1. An apparatus for containing a stranded material, the apparatus comprising:a tube portion for receiving and dispensing a stranded material wrapped circumferentially therearound; a flange comprising: a hub portion configured to support rotation of the flange about a support, and fitted to the tube portion; an outer edge spaced radially from the hub portion; a web extending radially from the hub portion to the outer edge for axially supporting the stranded material; the web, further comprising corrugations formed of a resilient material in a shape selected to absorb impact energy and remain operable for paying out the stranded material; and a corrugation of the corrugations having a resilience selected to re-position the flange for continued use after selective fracture of the flange during absorption of energy.

2. The apparatus of claim 1, further comprising:another flange connected proximate a second end of the tube portion for axially restraining the stranded material on the tube; and the web extending substantially continuously in radial and circumferential directions.

3. The apparatus of claim 1, wherein a corrugation of the corrugation is tapered radially.

4. The apparatus of claim 1, wherein the corrugation forms two distinct core angles with respect to the tube portion, circumferentially opposite one another across the corrugation.

5. The apparatus of claim 1, wherein the flange further comprises:a tough region formed to deflect under load without fracture; and a stress concentration region designed to fracture at a load selected to substantially prevent fracture in the tough region.

6. The apparatus of claim 1, wherein the flange further comprises:a tough region formed to deflect under load substantially without fracture; and a stress concentration region designed to fracture to resist fracture in the tough region.

7. The apparatus of claim 6, wherein the tough region is positioned radially proximate the hub portion, and the stress concentration region is positioned proximate the outer edge.

8. The apparatus of claim 6, wherein the tough region is positioned radially proximate the outer edge, and the stress concentration region is positioned proximate the hub portion.

9. The apparatus of claim 6, wherein the stiffness of the web is designed to vary between a first stiffness and a second stiffness.

10. The apparatus of claim 9, wherein the stiffness proximate the hub portion is less than the stiffness proximate the outer edge.

11. An apparatus floor containing a stranded material, the apparatus comprising:a tube portion for supporting a stranded material wrapped circumferentially therearound; and a flange connected proximate a first end of the tube portion and comprising: a core configured to engage the tube portion; a rim spaced radially from the core; a web extending radially between the core and the rim; the web, further comprising corrugations formed of a resilient material and shaped to selectively absorb impact energy while remaining operable to pay out the stranded material; and the web proximate the rim being configured to provide a first stiffness different from a second stiffness of the web proximate the core.

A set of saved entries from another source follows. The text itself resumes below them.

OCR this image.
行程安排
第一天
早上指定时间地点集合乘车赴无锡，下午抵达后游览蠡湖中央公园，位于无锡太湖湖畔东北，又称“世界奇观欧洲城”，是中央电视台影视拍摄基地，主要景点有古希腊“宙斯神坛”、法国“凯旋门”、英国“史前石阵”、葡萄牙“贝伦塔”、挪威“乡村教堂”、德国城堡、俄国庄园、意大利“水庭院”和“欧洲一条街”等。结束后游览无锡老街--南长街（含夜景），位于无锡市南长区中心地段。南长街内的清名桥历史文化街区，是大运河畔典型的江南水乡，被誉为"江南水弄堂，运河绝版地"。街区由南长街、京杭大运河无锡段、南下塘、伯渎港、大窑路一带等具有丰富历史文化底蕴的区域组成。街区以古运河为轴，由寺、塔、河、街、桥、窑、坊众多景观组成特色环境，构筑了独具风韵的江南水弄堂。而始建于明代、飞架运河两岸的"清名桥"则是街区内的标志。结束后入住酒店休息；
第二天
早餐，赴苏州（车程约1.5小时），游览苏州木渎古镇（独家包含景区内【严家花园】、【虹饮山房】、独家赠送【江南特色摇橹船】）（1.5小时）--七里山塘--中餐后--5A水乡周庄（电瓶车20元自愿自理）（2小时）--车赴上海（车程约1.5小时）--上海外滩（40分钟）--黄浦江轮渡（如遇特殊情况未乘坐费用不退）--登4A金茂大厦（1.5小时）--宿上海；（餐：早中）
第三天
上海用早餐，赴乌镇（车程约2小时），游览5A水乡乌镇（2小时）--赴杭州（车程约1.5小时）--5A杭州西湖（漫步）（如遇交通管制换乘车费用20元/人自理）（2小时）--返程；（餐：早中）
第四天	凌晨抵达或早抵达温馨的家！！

12. The apparatus of claim 11 wherein the web extends substantially continuously in radial and circumferential directions.

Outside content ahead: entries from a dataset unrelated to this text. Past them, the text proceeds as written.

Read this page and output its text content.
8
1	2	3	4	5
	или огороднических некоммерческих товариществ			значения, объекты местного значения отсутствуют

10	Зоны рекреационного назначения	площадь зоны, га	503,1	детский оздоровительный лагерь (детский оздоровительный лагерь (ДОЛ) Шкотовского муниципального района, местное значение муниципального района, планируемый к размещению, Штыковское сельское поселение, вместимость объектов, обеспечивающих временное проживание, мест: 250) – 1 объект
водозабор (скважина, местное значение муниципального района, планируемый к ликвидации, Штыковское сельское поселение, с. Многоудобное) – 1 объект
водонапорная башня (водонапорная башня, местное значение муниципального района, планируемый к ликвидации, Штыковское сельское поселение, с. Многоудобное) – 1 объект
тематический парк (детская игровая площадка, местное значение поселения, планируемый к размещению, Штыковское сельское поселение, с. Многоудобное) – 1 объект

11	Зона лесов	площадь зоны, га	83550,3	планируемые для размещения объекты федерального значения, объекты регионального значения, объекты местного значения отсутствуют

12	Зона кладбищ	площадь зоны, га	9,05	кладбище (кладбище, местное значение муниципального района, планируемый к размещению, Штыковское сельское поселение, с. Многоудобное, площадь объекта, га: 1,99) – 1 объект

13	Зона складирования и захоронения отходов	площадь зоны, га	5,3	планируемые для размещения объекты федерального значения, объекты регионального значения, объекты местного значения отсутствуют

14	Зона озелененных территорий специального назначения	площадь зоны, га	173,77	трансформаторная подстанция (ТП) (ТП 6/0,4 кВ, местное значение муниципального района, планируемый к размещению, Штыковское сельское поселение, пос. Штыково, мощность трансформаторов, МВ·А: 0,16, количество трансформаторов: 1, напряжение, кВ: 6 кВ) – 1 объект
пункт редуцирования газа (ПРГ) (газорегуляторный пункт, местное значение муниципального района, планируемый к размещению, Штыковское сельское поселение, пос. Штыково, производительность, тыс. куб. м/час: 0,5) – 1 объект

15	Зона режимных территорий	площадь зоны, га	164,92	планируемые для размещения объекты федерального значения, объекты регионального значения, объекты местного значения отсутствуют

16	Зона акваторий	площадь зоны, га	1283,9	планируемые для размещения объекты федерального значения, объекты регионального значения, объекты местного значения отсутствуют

13. The apparatus of claim 11, wherein the first stiffness is greater than the second stiffness.

14. The apparatus of claim 13, wherein the second stiffness is greater than the first stiffness.

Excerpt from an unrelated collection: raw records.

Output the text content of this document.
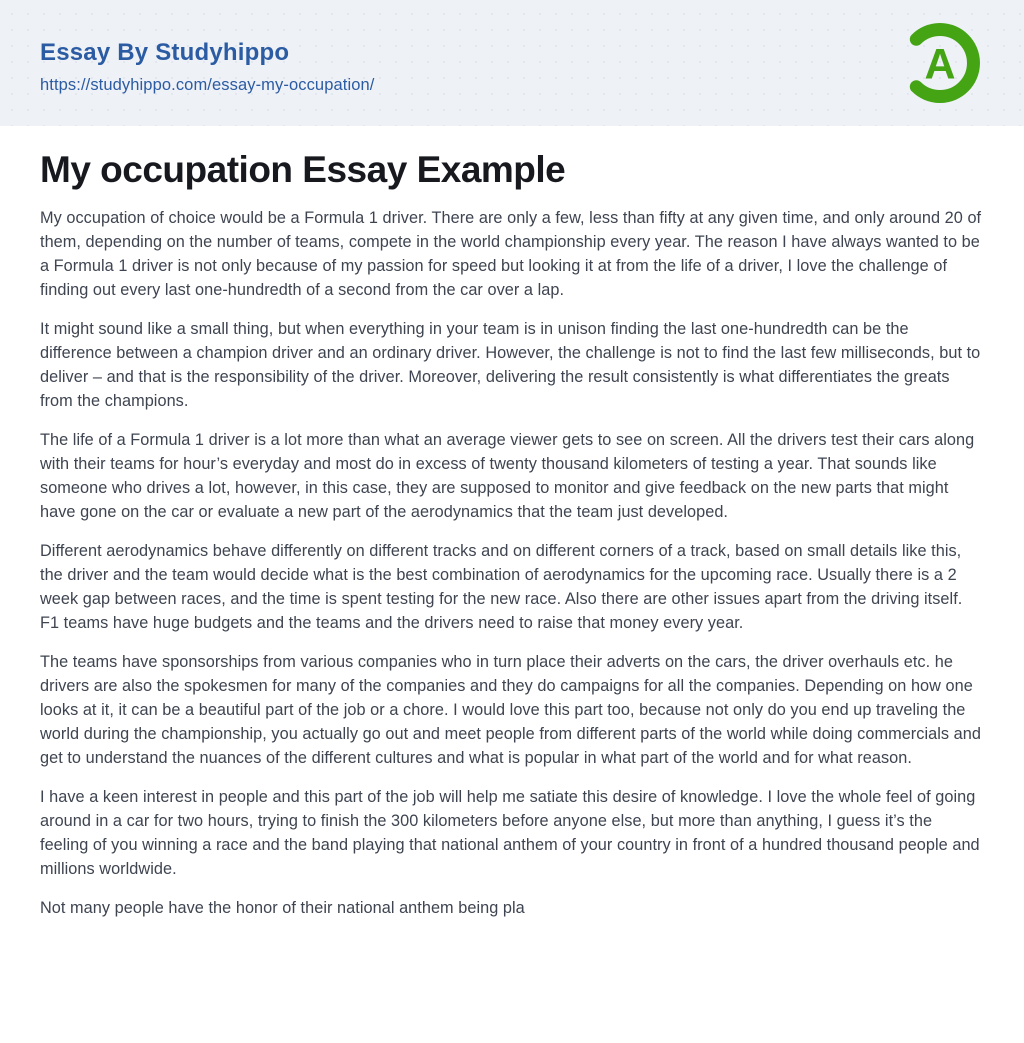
Essay By Studyhippo
https://studyhippo.com/essay-my-occupation/	A
My occupation Essay Example

My occupation of choice would be a Formula 1 driver. There are only a few, less than fifty at any given time, and only around 20 of them, depending on the number of teams, compete in the world championship every year. The reason I have always wanted to be a Formula 1 driver is not only because of my passion for speed but looking it at from the life of a driver, I love the challenge of finding out every last one-hundredth of a second from the car over a lap.

It might sound like a small thing, but when everything in your team is in unison finding the last one-hundredth can be the difference between a champion driver and an ordinary driver. However, the challenge is not to find the last few milliseconds, but to deliver – and that is the responsibility of the driver. Moreover, delivering the result consistently is what differentiates the greats from the champions.

The life of a Formula 1 driver is a lot more than what an average viewer gets to see on screen. All the drivers test their cars along with their teams for hour’s everyday and most do in excess of twenty thousand kilometers of testing a year. That sounds like someone who drives a lot, however, in this case, they are supposed to monitor and give feedback on the new parts that might have gone on the car or evaluate a new part of the aerodynamics that the team just developed.

Different aerodynamics behave differently on different tracks and on different corners of a track, based on small details like this, the driver and the team would decide what is the best combination of aerodynamics for the upcoming race. Usually there is a 2 week gap between races, and the time is spent testing for the new race. Also there are other issues apart from the driving itself. F1 teams have huge budgets and the teams and the drivers need to raise that money every year.

The teams have sponsorships from various companies who in turn place their adverts on the cars, the driver overhauls etc. he drivers are also the spokesmen for many of the companies and they do campaigns for all the companies. Depending on how one looks at it, it can be a beautiful part of the job or a chore. I would love this part too, because not only do you end up traveling the world during the championship, you actually go out and meet people from different parts of the world while doing commercials and get to understand the nuances of the different cultures and what is popular in what part of the world and for what reason.

I have a keen interest in people and this part of the job will help me satiate this desire of knowledge. I love the whole feel of going around in a car for two hours, trying to finish the 300 kilometers before anyone else, but more than anything, I guess it’s the feeling of you winning a race and the band playing that national anthem of your country in front of a hundred thousand people and millions worldwide.

Not many people have the honor of their national anthem being pla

15. The apparatus of claim 11, wherein the web further comprises a stress concentration region, and a deflection region.

16. The apparatus of claim 15, wherein the stress concentration region and the deflection region are spaced apart in a direction selected from the group consisting of: radially, axially, circumferentially, and a combination of at least two of radially, axially, and circumferentially.

17. The apparatus of claim 11, wherein the corrugations are configured to operably support the core and the stranded material after a fracture occurring between the rim and the core.

18. The apparatus of claim 17, wherein the corrugations are further configured to limit a fracture parameter, selected from the group consisting of: a fracture length and a fracture direction.